Speriamo che queste note abbiamo soddisfatto la legittima curiosità dei lettori che ci hanno scritto: ma resta, ci pare, un margine di indeterminatezza e di scarsa chiarezza del perché si sia attribuito a buio, in questo significato, proprio l’aggettivo pesto, né la documentazione ci illumina del tutto.  Certe volte la lingua presenta qualche caso non del tutto chiaro, se non proprio misterioso, alla base del quale c’è talvolta la creazione di un singolo: la ricchezza della lingua passa anche attraverso casi non del tutto trasparenti o razionali, addirittura un po’ singolari. Crediamo quindi che questa risposta non abbia lasciato i nostri lettori nel buio pesto, ma certo i nostri chiarimenti non hanno potuto evitare che qualche ombra sia rimasta.


Nota bibliografica:

  • Francesco Baldovini, Il Lamento di Cecco di Varlungo di Fiesolano Branducci, Firenze, 1694 (consultato nell’edizione Lamento di Cecco di Varlungo di Francesco Baldovini con la versione latina e annotazioni, Firenze, presso Gaspare Ricci da Santa Trinita, 1817).

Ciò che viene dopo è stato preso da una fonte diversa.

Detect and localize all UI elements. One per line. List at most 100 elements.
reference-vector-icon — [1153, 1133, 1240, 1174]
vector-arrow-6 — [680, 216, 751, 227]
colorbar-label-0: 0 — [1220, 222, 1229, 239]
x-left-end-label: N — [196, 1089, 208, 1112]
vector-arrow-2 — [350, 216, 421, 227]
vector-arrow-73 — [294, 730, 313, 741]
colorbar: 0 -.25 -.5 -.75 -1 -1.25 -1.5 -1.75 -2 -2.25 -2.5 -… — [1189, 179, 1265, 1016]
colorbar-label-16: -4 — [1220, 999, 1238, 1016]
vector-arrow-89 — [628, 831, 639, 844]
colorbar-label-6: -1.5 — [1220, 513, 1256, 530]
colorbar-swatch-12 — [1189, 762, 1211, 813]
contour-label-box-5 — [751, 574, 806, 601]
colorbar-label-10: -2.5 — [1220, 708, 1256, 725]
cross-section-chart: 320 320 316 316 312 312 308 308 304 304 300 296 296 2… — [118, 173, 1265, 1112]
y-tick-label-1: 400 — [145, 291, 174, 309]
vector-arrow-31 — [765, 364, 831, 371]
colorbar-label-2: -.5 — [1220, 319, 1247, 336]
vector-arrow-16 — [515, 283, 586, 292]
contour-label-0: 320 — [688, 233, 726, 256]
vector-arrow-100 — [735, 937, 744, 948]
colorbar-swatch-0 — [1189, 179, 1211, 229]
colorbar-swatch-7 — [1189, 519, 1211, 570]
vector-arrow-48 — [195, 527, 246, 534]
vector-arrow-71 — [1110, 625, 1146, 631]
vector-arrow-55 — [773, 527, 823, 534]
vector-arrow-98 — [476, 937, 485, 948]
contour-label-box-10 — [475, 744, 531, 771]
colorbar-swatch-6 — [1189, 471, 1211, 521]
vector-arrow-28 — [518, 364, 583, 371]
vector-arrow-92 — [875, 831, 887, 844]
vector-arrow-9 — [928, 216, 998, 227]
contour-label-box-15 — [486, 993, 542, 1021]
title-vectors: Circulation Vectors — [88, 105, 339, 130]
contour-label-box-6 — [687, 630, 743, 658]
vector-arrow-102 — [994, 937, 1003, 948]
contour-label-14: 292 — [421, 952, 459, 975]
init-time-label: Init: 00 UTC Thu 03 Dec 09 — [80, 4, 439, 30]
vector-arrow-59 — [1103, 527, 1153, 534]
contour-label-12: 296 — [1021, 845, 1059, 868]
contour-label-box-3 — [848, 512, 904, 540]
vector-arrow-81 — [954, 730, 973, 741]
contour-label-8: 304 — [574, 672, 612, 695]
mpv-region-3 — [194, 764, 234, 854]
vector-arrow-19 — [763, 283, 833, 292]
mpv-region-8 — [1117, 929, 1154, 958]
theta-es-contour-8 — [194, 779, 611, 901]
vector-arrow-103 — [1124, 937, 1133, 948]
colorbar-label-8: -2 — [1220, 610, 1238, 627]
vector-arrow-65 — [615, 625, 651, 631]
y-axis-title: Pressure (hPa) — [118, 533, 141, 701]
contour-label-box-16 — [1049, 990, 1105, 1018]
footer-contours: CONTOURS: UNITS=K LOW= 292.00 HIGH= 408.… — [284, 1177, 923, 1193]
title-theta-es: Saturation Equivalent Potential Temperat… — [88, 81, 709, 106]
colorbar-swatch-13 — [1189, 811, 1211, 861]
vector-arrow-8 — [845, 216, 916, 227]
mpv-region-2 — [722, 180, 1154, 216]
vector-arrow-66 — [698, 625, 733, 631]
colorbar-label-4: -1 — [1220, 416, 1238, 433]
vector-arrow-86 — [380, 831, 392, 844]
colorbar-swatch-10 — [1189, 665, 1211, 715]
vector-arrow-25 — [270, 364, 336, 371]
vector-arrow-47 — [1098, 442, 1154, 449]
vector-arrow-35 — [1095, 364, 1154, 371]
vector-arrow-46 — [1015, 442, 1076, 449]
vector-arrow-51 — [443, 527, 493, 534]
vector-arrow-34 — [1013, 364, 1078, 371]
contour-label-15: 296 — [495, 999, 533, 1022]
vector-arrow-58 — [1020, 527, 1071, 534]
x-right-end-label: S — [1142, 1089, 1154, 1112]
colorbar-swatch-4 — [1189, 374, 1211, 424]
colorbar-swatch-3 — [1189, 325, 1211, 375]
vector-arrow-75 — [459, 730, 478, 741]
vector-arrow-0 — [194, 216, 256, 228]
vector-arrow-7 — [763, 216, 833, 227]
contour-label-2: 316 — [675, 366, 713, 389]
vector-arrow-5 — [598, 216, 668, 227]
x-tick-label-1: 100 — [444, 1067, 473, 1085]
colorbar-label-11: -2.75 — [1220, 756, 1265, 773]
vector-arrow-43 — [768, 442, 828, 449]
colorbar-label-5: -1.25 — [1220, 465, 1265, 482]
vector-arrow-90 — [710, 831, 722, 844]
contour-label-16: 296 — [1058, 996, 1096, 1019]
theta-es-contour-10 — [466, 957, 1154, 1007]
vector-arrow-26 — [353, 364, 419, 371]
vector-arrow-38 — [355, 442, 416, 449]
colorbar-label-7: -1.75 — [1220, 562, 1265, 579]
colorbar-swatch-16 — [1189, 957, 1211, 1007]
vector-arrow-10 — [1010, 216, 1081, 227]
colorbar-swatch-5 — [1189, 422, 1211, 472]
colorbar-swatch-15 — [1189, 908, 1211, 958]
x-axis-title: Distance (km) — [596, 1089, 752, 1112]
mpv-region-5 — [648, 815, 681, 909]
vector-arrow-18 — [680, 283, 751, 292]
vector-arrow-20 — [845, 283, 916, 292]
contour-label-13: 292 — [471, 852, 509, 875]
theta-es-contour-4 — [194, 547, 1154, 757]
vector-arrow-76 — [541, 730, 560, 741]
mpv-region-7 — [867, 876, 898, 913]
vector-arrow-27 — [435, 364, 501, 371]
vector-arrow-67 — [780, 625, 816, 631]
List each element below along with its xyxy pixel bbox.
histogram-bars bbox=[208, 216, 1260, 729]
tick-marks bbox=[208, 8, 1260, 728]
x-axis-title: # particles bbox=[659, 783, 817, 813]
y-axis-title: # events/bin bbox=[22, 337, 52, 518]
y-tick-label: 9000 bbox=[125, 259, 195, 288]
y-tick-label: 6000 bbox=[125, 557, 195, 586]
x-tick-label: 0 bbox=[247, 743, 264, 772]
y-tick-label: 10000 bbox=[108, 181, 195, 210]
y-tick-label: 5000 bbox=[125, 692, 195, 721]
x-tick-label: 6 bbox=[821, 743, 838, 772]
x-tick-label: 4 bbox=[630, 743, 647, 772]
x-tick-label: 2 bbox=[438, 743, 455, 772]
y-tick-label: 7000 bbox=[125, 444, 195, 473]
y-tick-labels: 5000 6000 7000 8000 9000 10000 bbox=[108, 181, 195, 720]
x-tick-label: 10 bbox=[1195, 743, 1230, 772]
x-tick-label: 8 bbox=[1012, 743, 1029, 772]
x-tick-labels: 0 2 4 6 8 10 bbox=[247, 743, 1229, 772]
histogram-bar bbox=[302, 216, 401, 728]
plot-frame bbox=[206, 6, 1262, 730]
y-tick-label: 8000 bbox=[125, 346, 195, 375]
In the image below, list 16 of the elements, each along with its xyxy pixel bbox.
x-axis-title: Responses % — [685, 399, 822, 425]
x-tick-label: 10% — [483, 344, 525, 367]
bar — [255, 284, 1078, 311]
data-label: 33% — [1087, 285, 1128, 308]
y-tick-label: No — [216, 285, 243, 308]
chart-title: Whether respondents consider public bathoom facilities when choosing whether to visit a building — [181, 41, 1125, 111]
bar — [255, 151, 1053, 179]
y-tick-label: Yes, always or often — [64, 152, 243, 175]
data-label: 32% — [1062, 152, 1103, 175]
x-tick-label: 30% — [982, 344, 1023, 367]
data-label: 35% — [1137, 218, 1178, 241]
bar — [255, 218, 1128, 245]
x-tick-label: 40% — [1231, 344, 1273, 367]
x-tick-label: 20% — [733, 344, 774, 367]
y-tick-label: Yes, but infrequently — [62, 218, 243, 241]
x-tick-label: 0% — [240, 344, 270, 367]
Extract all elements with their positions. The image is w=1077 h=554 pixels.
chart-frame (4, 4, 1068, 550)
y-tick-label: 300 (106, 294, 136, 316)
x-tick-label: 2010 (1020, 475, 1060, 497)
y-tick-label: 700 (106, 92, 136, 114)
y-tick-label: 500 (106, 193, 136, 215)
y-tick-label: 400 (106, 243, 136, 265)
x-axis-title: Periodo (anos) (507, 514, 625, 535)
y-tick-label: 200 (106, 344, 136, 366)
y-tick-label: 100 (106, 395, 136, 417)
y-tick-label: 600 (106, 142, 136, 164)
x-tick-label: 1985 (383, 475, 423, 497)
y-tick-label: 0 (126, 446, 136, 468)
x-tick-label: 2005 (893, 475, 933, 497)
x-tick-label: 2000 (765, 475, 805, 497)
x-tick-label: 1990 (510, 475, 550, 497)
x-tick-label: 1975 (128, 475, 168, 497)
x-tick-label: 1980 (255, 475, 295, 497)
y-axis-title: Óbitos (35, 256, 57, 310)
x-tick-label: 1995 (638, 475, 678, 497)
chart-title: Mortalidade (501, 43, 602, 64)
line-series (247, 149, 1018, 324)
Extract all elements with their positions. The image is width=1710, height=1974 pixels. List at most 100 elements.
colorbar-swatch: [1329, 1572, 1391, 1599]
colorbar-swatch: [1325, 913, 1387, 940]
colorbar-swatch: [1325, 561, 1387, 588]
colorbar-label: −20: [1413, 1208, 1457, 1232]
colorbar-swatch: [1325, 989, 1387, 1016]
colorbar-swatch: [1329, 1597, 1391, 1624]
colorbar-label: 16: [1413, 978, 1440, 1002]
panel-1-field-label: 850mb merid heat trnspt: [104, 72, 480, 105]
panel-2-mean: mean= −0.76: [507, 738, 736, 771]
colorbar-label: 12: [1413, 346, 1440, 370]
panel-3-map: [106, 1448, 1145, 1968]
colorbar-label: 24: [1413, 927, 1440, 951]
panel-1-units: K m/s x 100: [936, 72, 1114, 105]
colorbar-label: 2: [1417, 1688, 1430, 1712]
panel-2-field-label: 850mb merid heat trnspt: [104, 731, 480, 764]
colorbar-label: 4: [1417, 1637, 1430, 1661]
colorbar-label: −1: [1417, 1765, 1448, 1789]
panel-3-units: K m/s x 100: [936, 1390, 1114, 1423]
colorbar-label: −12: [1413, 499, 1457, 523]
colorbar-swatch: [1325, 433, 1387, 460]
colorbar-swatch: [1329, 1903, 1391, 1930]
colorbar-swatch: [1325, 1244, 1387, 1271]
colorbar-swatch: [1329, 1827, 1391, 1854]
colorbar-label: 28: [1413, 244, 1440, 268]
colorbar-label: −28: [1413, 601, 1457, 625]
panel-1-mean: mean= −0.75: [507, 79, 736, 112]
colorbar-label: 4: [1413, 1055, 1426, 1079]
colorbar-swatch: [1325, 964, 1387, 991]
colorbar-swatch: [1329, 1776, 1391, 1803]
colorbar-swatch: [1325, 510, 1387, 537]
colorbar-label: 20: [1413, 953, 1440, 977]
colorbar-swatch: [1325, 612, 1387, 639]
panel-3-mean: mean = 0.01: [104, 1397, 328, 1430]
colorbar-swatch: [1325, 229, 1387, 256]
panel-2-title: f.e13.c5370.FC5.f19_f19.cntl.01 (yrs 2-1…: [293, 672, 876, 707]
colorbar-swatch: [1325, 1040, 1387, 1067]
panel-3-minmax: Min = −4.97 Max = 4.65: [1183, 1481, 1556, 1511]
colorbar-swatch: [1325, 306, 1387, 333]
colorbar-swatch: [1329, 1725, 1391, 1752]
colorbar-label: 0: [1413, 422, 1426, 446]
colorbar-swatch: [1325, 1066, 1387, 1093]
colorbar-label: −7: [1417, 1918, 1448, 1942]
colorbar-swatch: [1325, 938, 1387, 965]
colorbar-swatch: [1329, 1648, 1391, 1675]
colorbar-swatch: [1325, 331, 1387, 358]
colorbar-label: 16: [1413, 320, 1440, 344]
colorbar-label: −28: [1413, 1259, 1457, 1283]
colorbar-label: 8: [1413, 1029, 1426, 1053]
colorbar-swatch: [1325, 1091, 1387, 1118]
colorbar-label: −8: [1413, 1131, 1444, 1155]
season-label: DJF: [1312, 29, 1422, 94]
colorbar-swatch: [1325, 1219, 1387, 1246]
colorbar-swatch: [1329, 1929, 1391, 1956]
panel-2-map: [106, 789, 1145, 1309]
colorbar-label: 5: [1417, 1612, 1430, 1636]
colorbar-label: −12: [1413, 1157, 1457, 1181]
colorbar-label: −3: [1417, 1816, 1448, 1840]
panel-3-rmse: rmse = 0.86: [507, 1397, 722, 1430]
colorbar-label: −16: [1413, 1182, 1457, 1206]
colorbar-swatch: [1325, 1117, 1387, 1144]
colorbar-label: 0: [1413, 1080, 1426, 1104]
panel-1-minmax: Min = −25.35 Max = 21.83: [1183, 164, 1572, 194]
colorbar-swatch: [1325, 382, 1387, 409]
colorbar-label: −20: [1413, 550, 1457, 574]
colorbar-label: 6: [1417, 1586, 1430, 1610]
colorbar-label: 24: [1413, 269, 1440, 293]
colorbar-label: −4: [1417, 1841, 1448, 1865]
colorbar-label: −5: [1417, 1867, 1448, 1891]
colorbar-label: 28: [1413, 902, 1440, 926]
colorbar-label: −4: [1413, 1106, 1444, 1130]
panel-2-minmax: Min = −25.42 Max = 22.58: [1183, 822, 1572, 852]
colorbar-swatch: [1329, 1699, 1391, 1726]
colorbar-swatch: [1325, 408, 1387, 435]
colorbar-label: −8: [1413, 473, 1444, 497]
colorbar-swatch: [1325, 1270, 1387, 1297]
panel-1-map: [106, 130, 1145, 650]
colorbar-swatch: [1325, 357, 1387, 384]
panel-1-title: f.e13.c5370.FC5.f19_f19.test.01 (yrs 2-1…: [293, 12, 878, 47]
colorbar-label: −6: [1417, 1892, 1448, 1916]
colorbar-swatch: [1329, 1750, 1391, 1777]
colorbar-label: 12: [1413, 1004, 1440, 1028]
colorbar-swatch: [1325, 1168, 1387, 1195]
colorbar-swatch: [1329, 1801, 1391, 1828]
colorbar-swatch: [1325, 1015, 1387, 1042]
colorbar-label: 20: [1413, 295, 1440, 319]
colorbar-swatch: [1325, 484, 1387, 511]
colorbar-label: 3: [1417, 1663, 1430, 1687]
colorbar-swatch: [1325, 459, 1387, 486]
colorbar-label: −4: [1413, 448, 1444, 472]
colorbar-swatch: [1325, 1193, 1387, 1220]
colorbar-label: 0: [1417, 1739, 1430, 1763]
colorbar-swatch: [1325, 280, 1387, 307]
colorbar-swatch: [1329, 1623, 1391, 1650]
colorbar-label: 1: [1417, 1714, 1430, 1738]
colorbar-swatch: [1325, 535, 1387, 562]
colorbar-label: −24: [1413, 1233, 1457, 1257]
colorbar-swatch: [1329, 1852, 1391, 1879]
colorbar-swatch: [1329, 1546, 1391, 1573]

  • Il filosofo maritato, burletta da rappresentarsi in Firenze nel teatro di via del Cocomero il carnevale dell’anno 1743, Firenze, G.P. Giovannelli, 1743.
  • Giuseppe Manuzzi, Vocabolario della lingua italiana già compilato dagli Accademici della Crusca ed ora novamente corretto e accresciuto, Firenze, 2a, nella stamperia del Vocabolario e dei testi di lingua, 1859-65.
  • Alessandro Manzoni, Lettere dal 1854 al 1873, in BibliotecaItaliana.it.
  • Palmiro Premoli, Vocabolario nomenclatore, 2 voll., Milano, Aldo Manuzio, 1909-1912.